- Mantung
- Coordinates: 34°35′22″S 140°04′35″E﻿ / ﻿34.589336°S 140.07652°E
- Population: 18 (SAL 2021)
- Established: 8 July 1915 (town) 11 November 1999 (locality)
- Postcode(s): 5308
- Time zone: ACST (UTC+9:30)
- • Summer (DST): ACDT (UTC+10:30)
- Location: 140 km (87 mi) E of Adelaide ; 58 km (36 mi) NE of Karoonda ; 48 km (30 mi) SW of Loxton ;
- LGA(s): District Council of Karoonda East Murray; District Council of Loxton Waikerie;
- Region: Murray and Mallee
- County: Albert
- State electorate(s): Chaffey; Hammond;
- Federal division(s): Barker
| Mean max temp | Mean min temp | Annual rainfall |
| 23.6 °C 74 °F | 8.7 °C 48 °F | 271.1 mm 10.7 in |
Localities around Mantung:
| Maggea | Maggea Wunkar | Wunkar |
| Maggea Mercunda | Mantung | Wunkar Caliph |
| Mercunda | Mindarie | Mindarie |
- Footnotes: Locations Adjoining localities

= Mantung, South Australia =

Mantung is a town and a locality in the Australian state of South Australia located in the state's south-east about 140 km east of the state capital of Adelaide, and about 58 km north-east and about 48 km south-west respectively of the municipal seats of Karoonda and Loxton.

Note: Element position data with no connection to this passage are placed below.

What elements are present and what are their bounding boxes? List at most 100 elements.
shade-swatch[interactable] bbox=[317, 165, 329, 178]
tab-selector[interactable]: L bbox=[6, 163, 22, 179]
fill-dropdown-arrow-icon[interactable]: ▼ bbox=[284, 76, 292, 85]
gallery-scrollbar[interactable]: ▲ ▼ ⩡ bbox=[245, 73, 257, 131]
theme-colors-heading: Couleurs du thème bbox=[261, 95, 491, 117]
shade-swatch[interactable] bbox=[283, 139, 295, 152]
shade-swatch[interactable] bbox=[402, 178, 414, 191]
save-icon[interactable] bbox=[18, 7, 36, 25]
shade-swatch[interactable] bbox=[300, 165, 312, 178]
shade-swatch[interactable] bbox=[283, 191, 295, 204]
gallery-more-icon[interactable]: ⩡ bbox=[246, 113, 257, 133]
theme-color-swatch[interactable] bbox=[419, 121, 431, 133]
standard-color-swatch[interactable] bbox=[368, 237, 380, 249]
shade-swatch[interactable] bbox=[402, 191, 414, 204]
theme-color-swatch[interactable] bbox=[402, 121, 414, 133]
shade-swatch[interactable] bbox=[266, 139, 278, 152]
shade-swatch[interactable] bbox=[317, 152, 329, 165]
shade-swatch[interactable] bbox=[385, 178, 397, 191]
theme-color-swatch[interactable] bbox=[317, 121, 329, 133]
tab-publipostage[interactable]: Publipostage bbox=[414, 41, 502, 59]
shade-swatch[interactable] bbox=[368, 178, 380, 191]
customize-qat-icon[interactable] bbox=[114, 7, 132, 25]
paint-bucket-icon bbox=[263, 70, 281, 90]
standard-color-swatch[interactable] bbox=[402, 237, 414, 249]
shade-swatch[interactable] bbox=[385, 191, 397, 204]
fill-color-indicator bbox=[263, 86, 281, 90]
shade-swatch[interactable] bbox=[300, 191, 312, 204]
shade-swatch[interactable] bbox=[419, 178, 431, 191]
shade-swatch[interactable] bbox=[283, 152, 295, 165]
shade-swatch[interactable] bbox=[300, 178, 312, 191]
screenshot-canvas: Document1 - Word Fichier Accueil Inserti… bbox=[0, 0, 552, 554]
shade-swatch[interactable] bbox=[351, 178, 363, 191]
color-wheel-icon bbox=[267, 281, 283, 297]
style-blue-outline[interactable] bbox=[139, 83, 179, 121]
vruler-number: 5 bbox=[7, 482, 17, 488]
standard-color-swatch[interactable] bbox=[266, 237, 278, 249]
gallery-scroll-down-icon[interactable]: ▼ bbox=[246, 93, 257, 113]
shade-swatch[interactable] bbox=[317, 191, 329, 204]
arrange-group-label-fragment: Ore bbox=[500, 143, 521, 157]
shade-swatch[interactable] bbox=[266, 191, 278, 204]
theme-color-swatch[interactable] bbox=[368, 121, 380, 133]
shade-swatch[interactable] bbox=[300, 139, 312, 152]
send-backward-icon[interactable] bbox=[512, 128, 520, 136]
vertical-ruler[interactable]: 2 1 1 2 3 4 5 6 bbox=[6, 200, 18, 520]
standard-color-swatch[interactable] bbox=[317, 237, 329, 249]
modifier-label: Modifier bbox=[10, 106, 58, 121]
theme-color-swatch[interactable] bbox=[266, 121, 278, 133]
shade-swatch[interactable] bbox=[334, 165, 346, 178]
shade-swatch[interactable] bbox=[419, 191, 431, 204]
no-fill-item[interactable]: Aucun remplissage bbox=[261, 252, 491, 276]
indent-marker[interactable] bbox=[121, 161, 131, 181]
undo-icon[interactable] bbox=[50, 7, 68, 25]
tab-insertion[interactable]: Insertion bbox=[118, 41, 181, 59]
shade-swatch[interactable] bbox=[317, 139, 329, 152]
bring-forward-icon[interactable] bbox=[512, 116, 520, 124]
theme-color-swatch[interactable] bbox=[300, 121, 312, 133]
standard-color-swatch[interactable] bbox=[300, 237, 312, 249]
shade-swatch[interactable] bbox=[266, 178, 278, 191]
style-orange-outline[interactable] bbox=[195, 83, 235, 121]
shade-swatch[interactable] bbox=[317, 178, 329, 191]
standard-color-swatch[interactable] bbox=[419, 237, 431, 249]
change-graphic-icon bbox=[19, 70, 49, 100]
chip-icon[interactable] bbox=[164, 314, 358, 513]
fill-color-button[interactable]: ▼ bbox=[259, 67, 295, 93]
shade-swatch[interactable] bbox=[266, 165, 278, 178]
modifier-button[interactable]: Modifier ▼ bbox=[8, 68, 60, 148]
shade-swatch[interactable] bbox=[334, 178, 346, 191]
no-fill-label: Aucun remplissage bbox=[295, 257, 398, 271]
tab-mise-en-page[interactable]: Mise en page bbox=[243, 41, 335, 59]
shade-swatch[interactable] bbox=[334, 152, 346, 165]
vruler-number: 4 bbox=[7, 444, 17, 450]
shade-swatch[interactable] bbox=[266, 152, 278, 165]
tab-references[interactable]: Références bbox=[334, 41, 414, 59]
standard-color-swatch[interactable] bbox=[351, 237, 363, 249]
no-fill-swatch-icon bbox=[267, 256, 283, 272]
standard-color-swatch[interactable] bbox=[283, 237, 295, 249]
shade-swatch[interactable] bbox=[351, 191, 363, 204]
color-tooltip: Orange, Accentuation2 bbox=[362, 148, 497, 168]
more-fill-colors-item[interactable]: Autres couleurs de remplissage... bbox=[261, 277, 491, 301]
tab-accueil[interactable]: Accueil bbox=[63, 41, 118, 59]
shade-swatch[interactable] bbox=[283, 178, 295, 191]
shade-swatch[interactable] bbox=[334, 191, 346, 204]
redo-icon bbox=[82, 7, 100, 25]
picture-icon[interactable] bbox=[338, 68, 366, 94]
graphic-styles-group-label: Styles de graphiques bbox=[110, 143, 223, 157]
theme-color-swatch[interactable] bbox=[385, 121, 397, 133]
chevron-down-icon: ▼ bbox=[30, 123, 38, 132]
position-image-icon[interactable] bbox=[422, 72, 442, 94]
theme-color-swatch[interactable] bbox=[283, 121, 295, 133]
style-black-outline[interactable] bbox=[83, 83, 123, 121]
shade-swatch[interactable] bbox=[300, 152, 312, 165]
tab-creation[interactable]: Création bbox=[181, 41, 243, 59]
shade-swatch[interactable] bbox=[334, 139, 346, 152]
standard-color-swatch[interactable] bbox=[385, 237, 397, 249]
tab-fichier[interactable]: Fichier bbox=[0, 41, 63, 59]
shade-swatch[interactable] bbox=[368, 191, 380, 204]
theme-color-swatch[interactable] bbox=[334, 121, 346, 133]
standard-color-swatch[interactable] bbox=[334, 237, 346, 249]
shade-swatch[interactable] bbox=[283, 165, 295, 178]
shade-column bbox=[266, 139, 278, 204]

"Mantung" is reported as the Aboriginal name of a waterhole in the area. A school opened there in 1921 and closed in 1944.

Mantung was one of the towns along the Waikerie railway line after it opened in 1914. The town was surveyed in 1915. Despite the railway closing around 1990, the town hall has continued to be used by the community.

The historic Elizabeth Well Ruins are listed on the South Australian Heritage Register.

Mantung is located within the federal division of Barker, the state electoral districts of Chaffey and Hammond, and the local government areas of the District Council of Karoonda East Murray and the District Council of Loxton Waikerie.

== Events ==
Mantung annually welcomes more than 100 people to the Mantung Community Hall for the observance of the ANZAC Dawn Service.